Tencent / PhoenixGo

Go AI program which implements the AlphaGo Zero paper
Other
2.88k stars 577 forks source link

Why tensorRT does not support batch size higher than 4 ? #75

Closed wonderingabout closed 5 years ago

wonderingabout commented 5 years ago

@wodesuck TensorRT 3.0.4 with cuda 9.0 cudnn 7.1.4 works no problem with batch size 4 on these 2 machines :

machine 1 :

machine 2 :

But when i increase batch size for example to 8 (or any number which is 5 or more), the engine has a lot of errors and it does not work, reproduced on both of these machines

Example of errors : first : tensor1v2

then after a few seconds : tensor2v2

However, with batch size 4, tensorRT works good : tensor3v3

Also, when enable tensorRT is set to 0 (OFF),

batch sizes of 5 and more are supported again : For example here i set batch size to 48 (thinking time went down from 20s with batch size 4 tensorRT ON to 6.5s with batch size 48 tensorRT OFF for 4000 simulations per move) on tesla P100 :

tensor4 tensor5

And here with batch size 64 tensorRT OFF on tesla P100 :

tensor8 tensor9

Note : without tensorRT, batch size are supported even up to 64 and more (has been tested on Windows 10 with a Tesla V100 successfully) Increasing batch size to 8 has the same effect on speed improvement than tensorRT enabled at batch size 4 Of course, batch size 16,32,64 with tensorRT OFF are much faster to compute games than batch size 4 with tensorRT ON

So, any plans to improve the software ? thanks

wodesuck commented 5 years ago

Because batch size is determined while converting tensorflow checkpoint to tensorrt plan file.

wonderingabout commented 5 years ago

so, what should i do if i want to use tensorRT with batch size 32 for example ?

wodesuck commented 5 years ago

I have released some tools, git pull then, bazel build //model:build_tensorrt_model build tensorrt model with command scripts/build_tensorrt_model.sh $dir $ckpt $batch_size e.g. scripts/build_tensorrt_model.sh ckpt zero.ckpt-20b-v1 4

Note that you need TensorRT installed (.so and python .whl module).
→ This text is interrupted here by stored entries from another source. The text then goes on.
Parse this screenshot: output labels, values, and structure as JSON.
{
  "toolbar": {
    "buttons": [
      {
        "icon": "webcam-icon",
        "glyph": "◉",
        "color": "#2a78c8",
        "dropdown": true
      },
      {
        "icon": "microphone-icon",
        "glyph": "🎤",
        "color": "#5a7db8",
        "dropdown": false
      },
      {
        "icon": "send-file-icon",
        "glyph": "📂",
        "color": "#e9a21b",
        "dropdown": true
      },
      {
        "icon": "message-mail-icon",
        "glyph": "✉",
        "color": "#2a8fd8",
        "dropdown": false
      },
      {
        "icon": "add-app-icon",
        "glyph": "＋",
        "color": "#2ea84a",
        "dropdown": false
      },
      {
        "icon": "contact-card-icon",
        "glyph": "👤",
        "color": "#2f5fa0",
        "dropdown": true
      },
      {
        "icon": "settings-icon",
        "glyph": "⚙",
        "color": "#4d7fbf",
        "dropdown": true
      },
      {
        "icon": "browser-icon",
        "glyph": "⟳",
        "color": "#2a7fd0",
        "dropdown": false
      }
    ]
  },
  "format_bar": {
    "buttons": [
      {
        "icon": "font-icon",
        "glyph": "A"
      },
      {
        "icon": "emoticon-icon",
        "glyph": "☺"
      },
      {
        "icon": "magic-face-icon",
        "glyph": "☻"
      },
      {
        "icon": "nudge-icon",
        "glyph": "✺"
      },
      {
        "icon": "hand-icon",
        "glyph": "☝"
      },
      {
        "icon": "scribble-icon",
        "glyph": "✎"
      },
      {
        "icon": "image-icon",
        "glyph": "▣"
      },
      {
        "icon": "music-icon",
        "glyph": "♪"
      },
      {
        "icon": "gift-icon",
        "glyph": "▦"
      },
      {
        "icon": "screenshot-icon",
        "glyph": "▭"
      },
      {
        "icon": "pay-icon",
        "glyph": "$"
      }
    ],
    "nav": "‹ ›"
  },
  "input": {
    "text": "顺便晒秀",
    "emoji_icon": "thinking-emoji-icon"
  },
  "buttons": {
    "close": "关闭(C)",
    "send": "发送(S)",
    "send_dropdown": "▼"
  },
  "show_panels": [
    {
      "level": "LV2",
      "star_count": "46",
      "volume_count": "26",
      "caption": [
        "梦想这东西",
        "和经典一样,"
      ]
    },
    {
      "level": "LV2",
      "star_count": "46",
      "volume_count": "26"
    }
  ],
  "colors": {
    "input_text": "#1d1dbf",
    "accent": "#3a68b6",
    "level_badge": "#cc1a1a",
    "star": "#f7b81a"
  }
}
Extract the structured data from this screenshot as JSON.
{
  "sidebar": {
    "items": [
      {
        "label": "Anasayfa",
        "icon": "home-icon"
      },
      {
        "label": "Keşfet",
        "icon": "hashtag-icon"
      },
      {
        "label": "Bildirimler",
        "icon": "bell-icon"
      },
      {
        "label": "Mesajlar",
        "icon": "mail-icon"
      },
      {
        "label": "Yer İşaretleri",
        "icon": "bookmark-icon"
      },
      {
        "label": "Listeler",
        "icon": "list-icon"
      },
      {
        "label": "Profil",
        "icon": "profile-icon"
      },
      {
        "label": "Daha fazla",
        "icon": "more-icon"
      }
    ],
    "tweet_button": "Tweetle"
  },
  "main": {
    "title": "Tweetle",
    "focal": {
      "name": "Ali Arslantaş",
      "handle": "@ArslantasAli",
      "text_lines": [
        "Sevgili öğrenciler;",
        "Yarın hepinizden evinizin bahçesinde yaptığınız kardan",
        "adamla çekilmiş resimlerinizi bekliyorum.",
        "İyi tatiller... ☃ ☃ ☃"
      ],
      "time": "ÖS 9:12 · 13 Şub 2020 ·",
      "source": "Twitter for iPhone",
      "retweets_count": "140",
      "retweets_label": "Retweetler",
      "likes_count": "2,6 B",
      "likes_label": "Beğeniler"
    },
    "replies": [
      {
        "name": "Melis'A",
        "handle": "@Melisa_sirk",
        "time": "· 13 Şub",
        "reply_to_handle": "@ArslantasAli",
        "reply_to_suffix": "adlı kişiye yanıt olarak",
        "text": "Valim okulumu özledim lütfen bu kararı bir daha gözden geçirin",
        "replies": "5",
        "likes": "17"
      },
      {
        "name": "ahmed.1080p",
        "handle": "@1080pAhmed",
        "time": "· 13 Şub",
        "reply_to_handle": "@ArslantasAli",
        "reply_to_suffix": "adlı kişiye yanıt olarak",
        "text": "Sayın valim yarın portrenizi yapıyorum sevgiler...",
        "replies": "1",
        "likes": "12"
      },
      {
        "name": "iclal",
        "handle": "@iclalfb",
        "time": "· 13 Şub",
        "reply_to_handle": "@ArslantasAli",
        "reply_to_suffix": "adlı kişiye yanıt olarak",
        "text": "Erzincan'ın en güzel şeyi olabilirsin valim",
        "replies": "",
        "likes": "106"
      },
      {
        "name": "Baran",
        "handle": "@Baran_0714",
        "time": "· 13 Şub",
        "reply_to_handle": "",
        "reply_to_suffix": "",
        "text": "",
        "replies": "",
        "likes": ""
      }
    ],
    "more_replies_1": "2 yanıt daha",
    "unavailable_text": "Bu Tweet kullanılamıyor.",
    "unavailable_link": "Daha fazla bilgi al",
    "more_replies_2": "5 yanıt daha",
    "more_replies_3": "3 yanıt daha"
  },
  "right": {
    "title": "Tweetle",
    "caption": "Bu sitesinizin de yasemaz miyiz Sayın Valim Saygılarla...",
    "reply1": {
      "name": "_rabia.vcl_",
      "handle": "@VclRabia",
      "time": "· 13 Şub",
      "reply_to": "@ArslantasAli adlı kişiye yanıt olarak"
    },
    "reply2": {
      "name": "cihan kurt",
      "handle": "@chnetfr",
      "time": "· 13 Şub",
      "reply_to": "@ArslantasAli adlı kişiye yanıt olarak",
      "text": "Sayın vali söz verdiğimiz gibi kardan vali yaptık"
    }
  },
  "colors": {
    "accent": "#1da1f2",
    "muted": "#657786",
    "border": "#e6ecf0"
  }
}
wonderingabout commented 5 years ago

OK great !

i will try to do this and tell you how it goes

edit : i will try it later today, busy currently

wonderingabout commented 5 years ago

update :

i did not have time to try it today, i will try tomorrow i hope

wonderingabout commented 5 years ago

i will still be busy today (writing a long tutorial for gtp2ogs), but since i only have little experience about python it is likely that i will have some difficulties

can you provide me the main steps starting from a clean ubuntu install 16.04, that has only installed cuda 9.0, cudnn 7.1.4, tensorrt 3.0.4, bazel 0.11.1 (phoenixgo tested to work successfully), and nothing more ?
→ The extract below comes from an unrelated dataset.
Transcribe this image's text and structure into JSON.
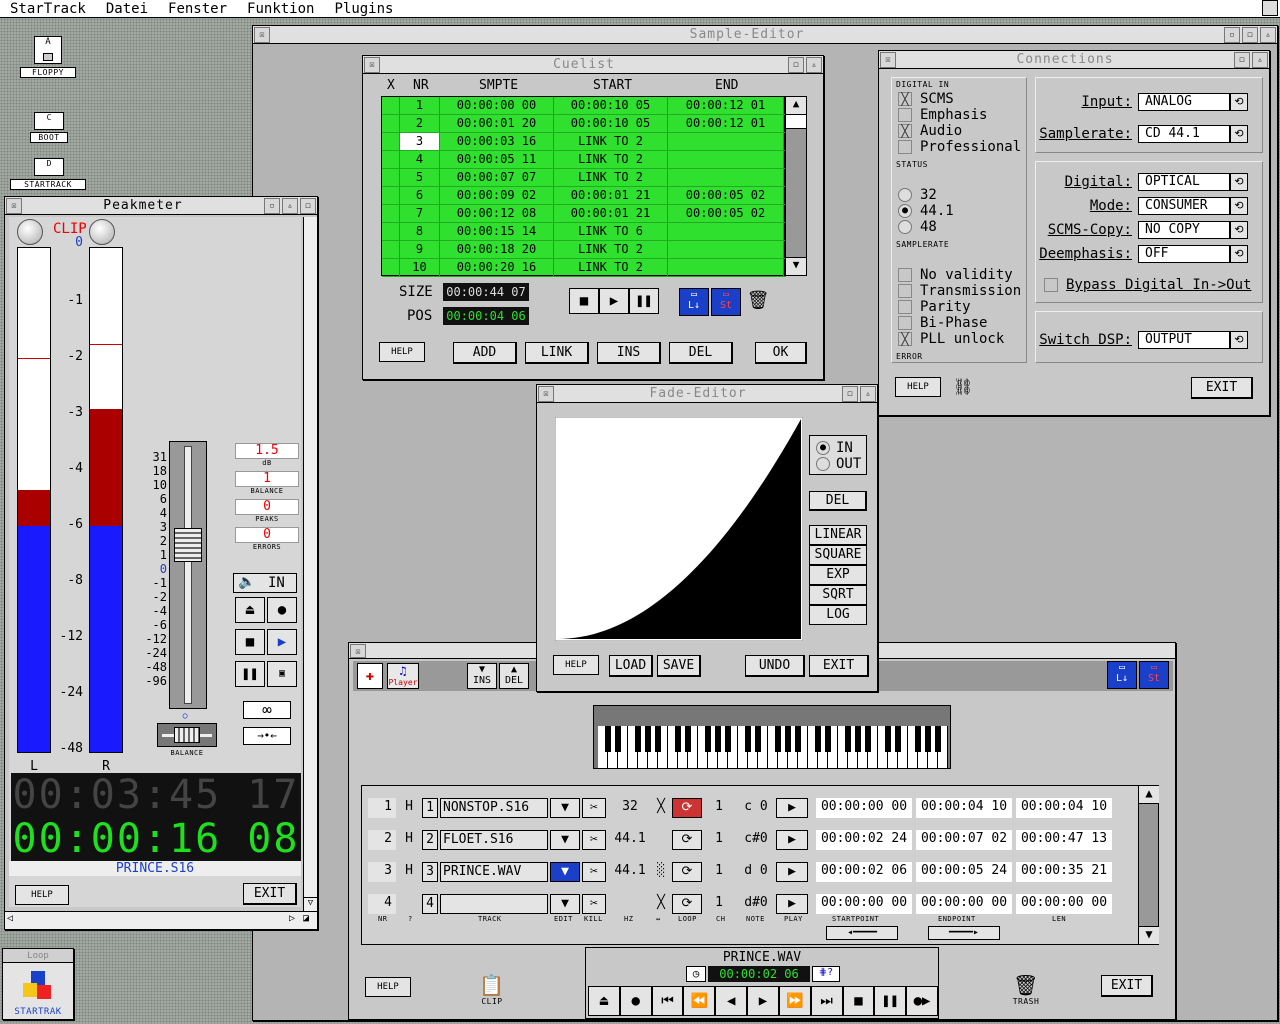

i can manage the details i think, but i would like a few guidelines on the main steps

big thanks @wodesuck

other question : any plans to support latest versions of tensorrt ? (mainly for tesla v100 and p100 best support)

i didnt try tensorrt 4.0 or 5.0 yet, but i assume 5.0 will not work because it's superior to 1.8. It would be great if you could update for tensorrt 5.0

wonderingabout commented 5 years ago

update :

the contribution that i was doing for OGS website has been finished : it is featuring PhoenixGo :

i will put the link here when i finish exporting it to github

it will also be available on a separate github

I hope that tomorrow i will have time to try these steps now

wonderingabout commented 5 years ago

update 2 : the github export that took me a lot of time is finally available here, it features PhoenixGo @wodesuck so you may consider linking : https://github.com/wonderingabout/gtp2ogs-tutorial

i hope that tomorrow i will finally ! be able to try to build batch size 32 with tensorrt on tesla p100 (i also want to try version 4.0 to see if it works)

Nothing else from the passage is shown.